French army instructed to array on 8th August 1338
Whereas the English needed to prepare for a campaign for a significant period due to the logistics of a sea crossing, the king of France was able to call upon his forces at much shorter notice. Intelligence reports kept the French informed of English preparations. The English army and fleet was simply too big to hide from merchants, and that meant that reasonably accurate news reached France on a regular basis.
Edward IIIs diplomatic efforts in the Low Countries were also known. French relations with some of these provinces were frayed, others hostile. It was the likely point of disembarkation by the English fleet and as such King Philip could save his money and identify the right location in which to muster.
The English fleet departed Yarmouth on 16th July, the king arriving in Antwerp on 22nd July. News of this reached King Philip VI of France on the 26th of July. Armed with the knowledge that the English army comprised 1400 men-at-arms and 3000 archers, plus the potential for England’s allies raising a further 7000, the French could now plan their own muster.

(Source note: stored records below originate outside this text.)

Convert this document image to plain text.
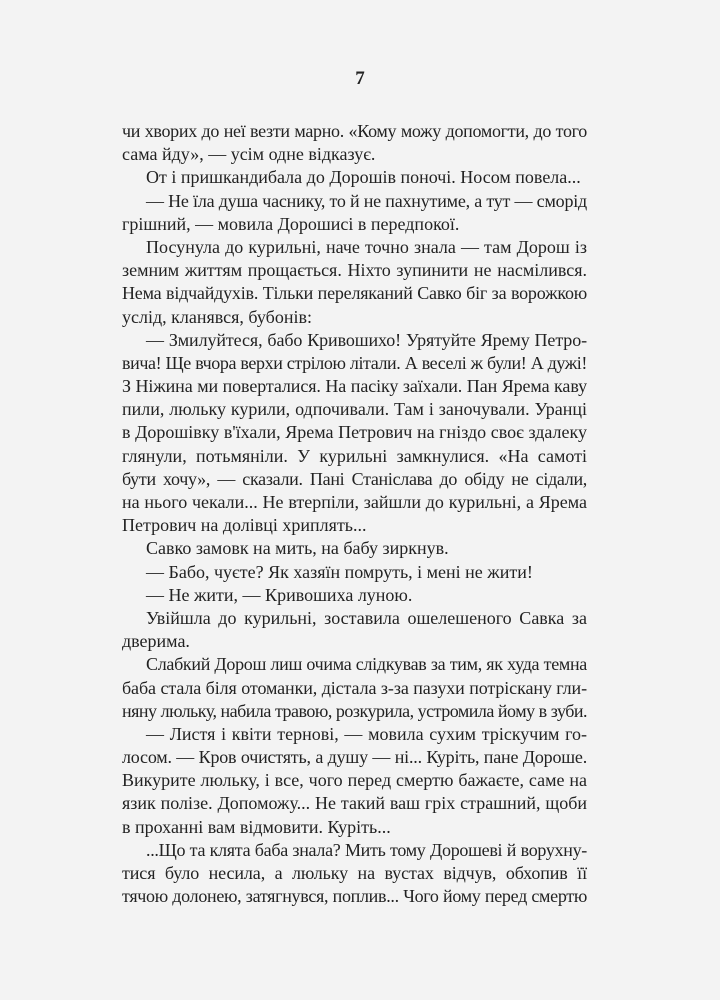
7
чи хворих до неї везти марно. «Кому можу допомогти, до того
сама йду», — усім одне відказує.
От і пришкандибала до Дорошів поночі. Носом повела...
— Не їла душа часнику, то й не пахнутиме, а тут — сморід
грішний, — мовила Дорошисі в передпокої.
Посунула до курильні, наче точно знала — там Дорош із
земним життям прощається. Ніхто зупинити не насмілився.
Нема відчайдухів. Тільки переляканий Савко біг за ворожкою
услід, кланявся, бубонів:
— Змилуйтеся, бабо Кривошихо! Урятуйте Ярему Петро-
вича! Ще вчора верхи стрілою літали. А веселі ж були! А дужі!
З Ніжина ми поверталися. На пасіку заїхали. Пан Ярема каву
пили, люльку курили, одпочивали. Там і заночували. Уранці
в Дорошівку в'їхали, Ярема Петрович на гніздо своє здалеку
глянули, потьмяніли. У курильні замкнулися. «На самоті
бути хочу», — сказали. Пані Станіслава до обіду не сідали,
на нього чекали... Не втерпіли, зайшли до курильні, а Ярема
Петрович на долівці хриплять...
Савко замовк на мить, на бабу зиркнув.
— Бабо, чуєте? Як хазяїн помруть, і мені не жити!
— Не жити, — Кривошиха луною.
Увійшла до курильні, зоставила ошелешеного Савка за
дверима.
Слабкий Дорош лиш очима слідкував за тим, як худа темна
баба стала біля отоманки, дістала з-за пазухи потріскану гли-
няну люльку, набила травою, розкурила, устромила йому в зуби.
— Листя і квіти тернові, — мовила сухим тріскучим го-
лосом. — Кров очистять, а душу — ні... Куріть, пане Дороше.
Викурите люльку, і все, чого перед смертю бажаєте, саме на
язик полізе. Допоможу... Не такий ваш гріх страшний, щоби
в проханні вам відмовити. Куріть...
...Що та клята баба знала? Мить тому Дорошеві й ворухну-
тися було несила, а люльку на вустах відчув, обхопив її
тячою долонею, затягнувся, поплив... Чого йому перед смертю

King Philip chose 8th August as the date of his army’s muster. It provided enough time for men to travel from many parts of the kingdom. A large French army could then confront the English and her allies.
However, it was well known that diplomats were still negotiating. Proposals were being made and senior churchmen from England in the form of the Archbishop of Canterbury and Bishop of Durham were met by the King of France in Paris in early August.
With many nobles expecting a treaty to be agreed, turn out on 8th August was well below the numbers of men-at-arms or archers that the French king had hoped for. It contributed to 1338 being a year in which much was threatened but with little in the way of the expected warfare happening.